The Masquerade

June 5, 2009
By Elizabeth Hogeweide BRONZE, Prince Albert, Other
Elizabeth Hogeweide BRONZE, Prince Albert, Other
1 article 0 photos 0 comments

My life is one never-ending nightmare. Every night I toss and turn thinking about the atrocities I have just witnessed. I lost respect for my Father the first time he hit my mom. I was three years old.
Evenings at my house were all the same. I would get home on time after school, I didn’t dare be late, and my mother would be busy in the kitchen making supper. I did my homework diligently and prayed that daddy would be home late tonight. If supper were not on the table, ready for him when he got home, there would be hell to pay, even though my life was already torture.
Tonight was different. From the moment he marched through the door, I knew that it was going to be bad. We ate supper in silence. I barely even noticed what I was eating. When the dishes were clean and the kitchen was tidy, the first punch flew. Even after I was in bed I still heard my mother’s muffled cries echoing through the halls. Like I said, I don’t get much sleep.
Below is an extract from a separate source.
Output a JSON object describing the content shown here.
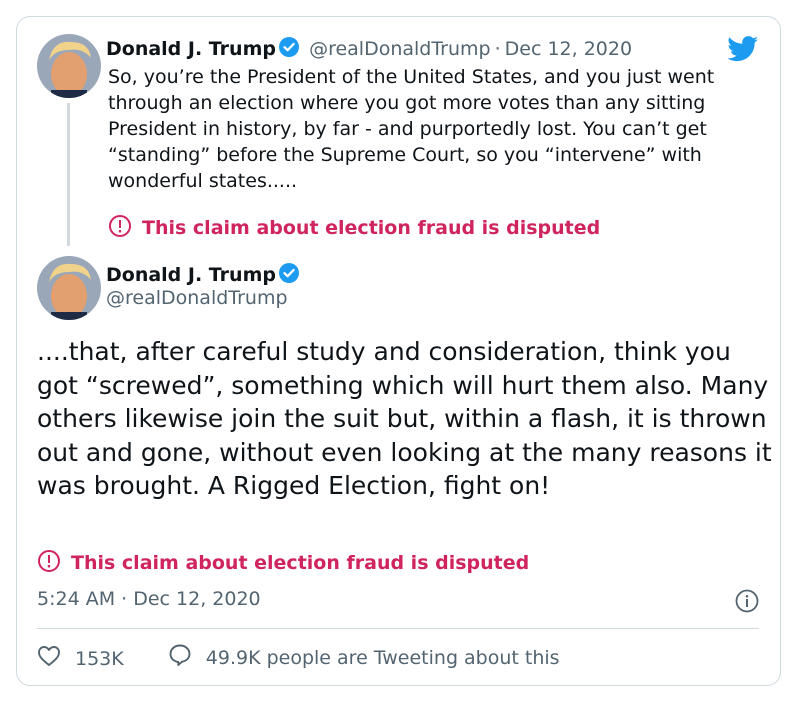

When I wake up in the morning, I always sigh with relief to know that I am getting out of this house. I usually drive to school but today I’ll walk. The cool, crisp morning air fills my lungs as I step onto the front porch of our old Victorian house.
School to me is my refuge. People would call me the quiet girl but I am in with the popular crowd. It wasn’t like I was desperate to be a part of it; they actually sort of found me. It is probably my designer jeans, my classic beauty and my long blonde hair that were my ticket in. Father’s like mine would not have their daughters in rags regardless of how horrid they treat them at home. He had to make his family look perfect. My friends probably have no idea who I am. To tell you the truth, I don’t even know who I really am.

The bell rings and people bolt for the door, but I take my time to pack up my things. I am never in a rush to get home. When I walk out the front doors of the school the warm autumn breeze caresses my face. It is only a short walk home but at this time of year, it’s breathtaking. The ancient oak trees that tower over me are just beginning to change colours. The orange and scarlet leaves provide me with a canopy and I feel safe for the first time in a long time.

When I finally reach my house, I notice my father’s car is already in the driveway. I walk up the steps, trembling at the thought of what lies on the other side of the door. My mother won’t have been expecting him this early so supper will not be finished. I open the door and shut it as quietly as I can. The house is completely silent. Fear shivered down my spine. Was this the day Dad finally cracked completely?

It was bad. I found mom lying on the icy concrete of our basement floor. She was unconscious at the foot of the stairs. Dad had flown into a rage when supper was not ready and pushed her down the steep stairs. I sat with her until she came to, and then helped her to her feet. It’s funny how this seemed so normal.
That night I lay in my bed, staring up at the ceiling. My thoughts whirred about my head. Even when I closed my eyes to try and escape it, I saw my father’s fist come down on my mom again and again. My desire to leave this place burned inside me but I could never leave without my mom.
Without much sleep last night, it is almost impossible to focus at school. In second period, my head falls from my hand as I nod off during the lecture. Nobody wakes me until the bell rings and I get up slowly to walk to math class. People greet me in the hallways as I walk and I respond with a smile. How easy it is to put on a disguise. If only they knew what my life was really like, would people still envy me? Would the popular girls still gossip with me?
I take my seat at the back of the class. Immediately the teacher places a test on my desk. Oh my god, I totally forgot to study. I have to work hard to get good grades because for me they don’t come easily.
When I finished the test I knew I bombed. I will pretend it doesn’t bother me. When people ask me how I did I will just shrug it off. Every day I put up a front. School is a masquerade. Who is really behind the mask?